Employers offering jobs to asylum-seekers will have to pay £25 a month or £125 a year for work permits, following the Cabinet decision to allow qualifying asylum-seekers to work here.
Refugee agencies and the Sports Against Racism organisation have expressed concern about the cost, saying it will make it almost impossible for asylum-seekers to get jobs.
The Irish Refugee Council said the cost and the bureaucracy surrounding the scheme "will most certainly act as a deterrent to potential employers, who will be less likely to tackle the red tape around this overly restrictive scheme".
A spokesman for the Department of Enterprise, Trade and Employment, which issues work permits, said the scheme would give asylum-seekers the same rights as EU and Irish nationals.
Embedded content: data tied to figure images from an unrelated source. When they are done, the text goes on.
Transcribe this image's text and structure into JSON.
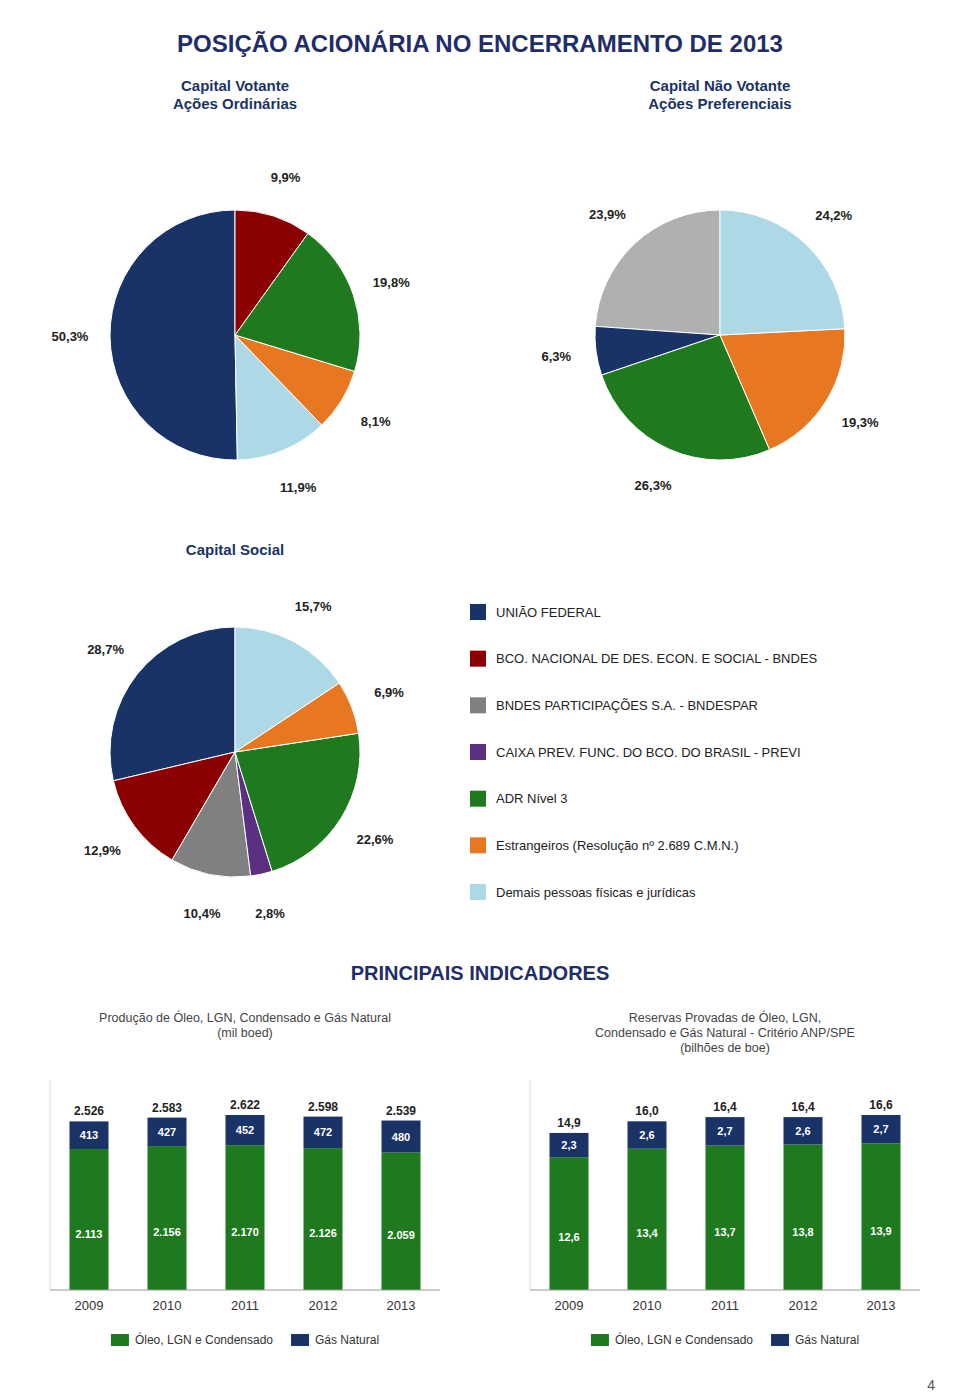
{
  "title": "POSIÇÃO ACIONÁRIA NO ENCERRAMENTO DE 2013",
  "subtitle": "PRINCIPAIS INDICADORES",
  "annotations": [
    "4"
  ],
  "chart_data": [
    {
      "type": "pie",
      "title": "Capital Votante\nAções Ordinárias",
      "values": [
        50.3,
        11.9,
        8.1,
        19.8,
        9.9
      ],
      "value_labels": [
        "50,3%",
        "11,9%",
        "8,1%",
        "19,8%",
        "9,9%"
      ],
      "colors": [
        "#1a3366",
        "#add8e6",
        "#e87722",
        "#1f7a1f",
        "#8b0000"
      ],
      "data_labels": true
    },
    {
      "type": "pie",
      "title": "Capital Não Votante\nAções Preferenciais",
      "values": [
        23.9,
        6.3,
        26.3,
        19.3,
        24.2
      ],
      "value_labels": [
        "23,9%",
        "6,3%",
        "26,3%",
        "19,3%",
        "24,2%"
      ],
      "colors": [
        "#b0b0b0",
        "#1a3366",
        "#1f7a1f",
        "#e87722",
        "#add8e6"
      ],
      "data_labels": true
    },
    {
      "type": "pie",
      "title": "Capital Social",
      "categories": [
        "UNIÃO FEDERAL",
        "BCO. NACIONAL DE DES. ECON. E SOCIAL - BNDES",
        "BNDES PARTICIPAÇÕES S.A. - BNDESPAR",
        "CAIXA PREV. FUNC. DO BCO. DO BRASIL - PREVI",
        "ADR Nível 3",
        "Estrangeiros (Resolução nº 2.689 C.M.N.)",
        "Demais pessoas físicas e jurídicas"
      ],
      "values": [
        28.7,
        12.9,
        10.4,
        2.8,
        22.6,
        6.9,
        15.7
      ],
      "value_labels": [
        "28,7%",
        "12,9%",
        "10,4%",
        "2,8%",
        "22,6%",
        "6,9%",
        "15,7%"
      ],
      "colors": [
        "#1a3366",
        "#8b0000",
        "#808080",
        "#5b3080",
        "#1f7a1f",
        "#e87722",
        "#add8e6"
      ],
      "data_labels": true,
      "legend": "right"
    },
    {
      "type": "bar",
      "title": "Produção de Óleo, LGN, Condensado e Gás Natural\n(mil boed)",
      "categories": [
        "2009",
        "2010",
        "2011",
        "2012",
        "2013"
      ],
      "series": [
        {
          "name": "Óleo, LGN e Condensado",
          "color": "#1f7a1f",
          "values": [
            2113,
            2156,
            2170,
            2126,
            2059
          ],
          "value_labels": [
            "2.113",
            "2.156",
            "2.170",
            "2.126",
            "2.059"
          ]
        },
        {
          "name": "Gás Natural",
          "color": "#1a3366",
          "values": [
            413,
            427,
            452,
            472,
            480
          ],
          "value_labels": [
            "413",
            "427",
            "452",
            "472",
            "480"
          ]
        }
      ],
      "totals": [
        2526,
        2583,
        2622,
        2598,
        2539
      ],
      "total_labels": [
        "2.526",
        "2.583",
        "2.622",
        "2.598",
        "2.539"
      ],
      "ylim": [
        0,
        3146.4
      ],
      "stacked": true,
      "data_labels": true,
      "tick_labels": "x",
      "grid": false,
      "legend": "bottom"
    },
    {
      "type": "bar",
      "title": "Reservas Provadas de Óleo, LGN,\nCondensado e Gás Natural - Critério ANP/SPE\n(bilhões de boe)",
      "categories": [
        "2009",
        "2010",
        "2011",
        "2012",
        "2013"
      ],
      "series": [
        {
          "name": "Óleo, LGN e Condensado",
          "color": "#1f7a1f",
          "values": [
            12.6,
            13.4,
            13.7,
            13.8,
            13.9
          ],
          "value_labels": [
            "12,6",
            "13,4",
            "13,7",
            "13,8",
            "13,9"
          ]
        },
        {
          "name": "Gás Natural",
          "color": "#1a3366",
          "values": [
            2.3,
            2.6,
            2.7,
            2.6,
            2.7
          ],
          "value_labels": [
            "2,3",
            "2,6",
            "2,7",
            "2,6",
            "2,7"
          ]
        }
      ],
      "totals": [
        14.9,
        16.0,
        16.4,
        16.4,
        16.6
      ],
      "total_labels": [
        "14,9",
        "16,0",
        "16,4",
        "16,4",
        "16,6"
      ],
      "ylim": [
        0,
        19.92
      ],
      "stacked": true,
      "data_labels": true,
      "tick_labels": "x",
      "grid": false,
      "legend": "bottom"
    }
  ]
}
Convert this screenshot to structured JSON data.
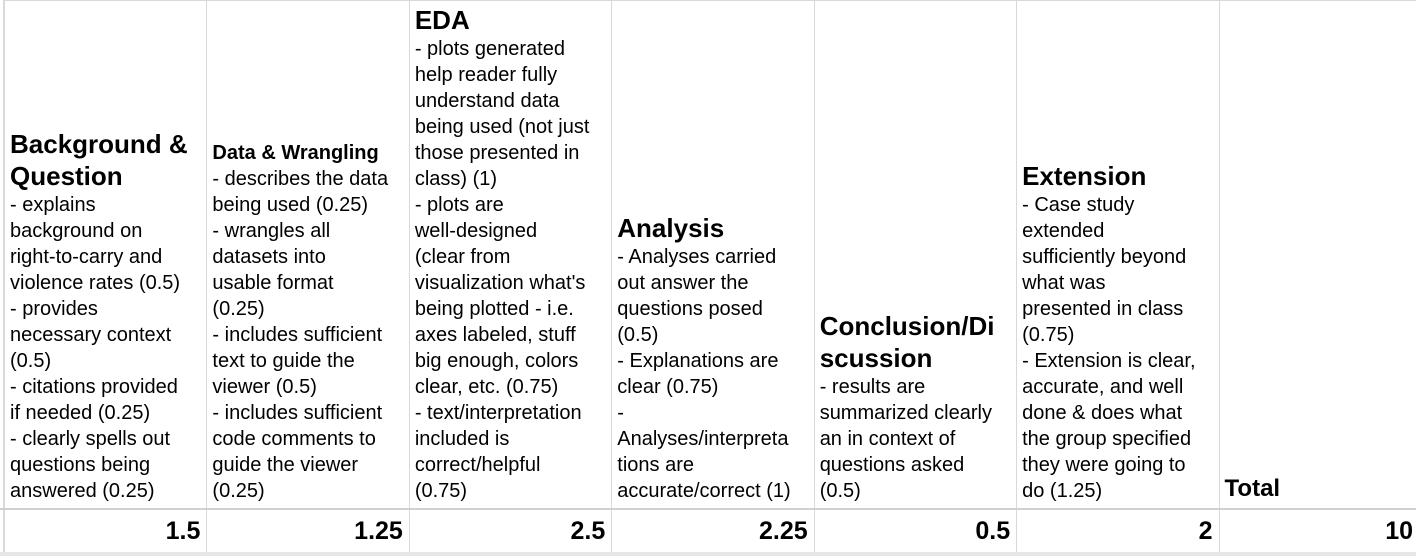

The Department had always charged a fee for work permits, partly as an administrative charge, and it was the same charge for all work permits. The fee is £25 a month for the first four months and £125 from five months up to a year.
He said the fee established a link between the person and the employer. It showed a measure of commitment by the employer to the employee and would help protect against casualisation.
"We are talking about real jobs for real people and we don't want casualisation," the spokesman said.
He added that the scheme had only just started. "We have no complaints so far and no queries from asylum-seekers about the permits. We have processed applications and issued some permits. It's early days yet and we don't know the pattern with asylum-seekers, whether they will have a high, medium or low level of skills."
Mr Frank Buckley of Sports Against Racism, who contacted The Irish Times about the cost of the permits, said it would put employers off taking on asylum-seekers.
"If I want somebody to clean dishes, I'm not going to go off and pay £25 a month when I can get someone who doesn't need a permit. It might be OK for somebody with serious qualifications like a radiologist or whatever, but for the ordinary Joe Soap, he doesn't have a hope."
The Department spokesman said, however, that it was in areas such as catering that employers could not fill jobs.
A spokesman for the Irish Refugee Council said that while it welcomed the move to extend the right to work to asylum-seekers, the specifics were causing concern.
The spokesman pointed out that in addition to getting the employer to pay for a permit, an asylum-seeker had to locate a potential employer in the first place.
Then, once the application was submitted, they had to wait for three to five weeks, not allowed to work, until the permit was granted. The employer then had to prove they had made efforts to recruit Irish or European Economic Area (EU, Iceland, Norway and Liechtenstein) nationals, either through advertising or the Internet.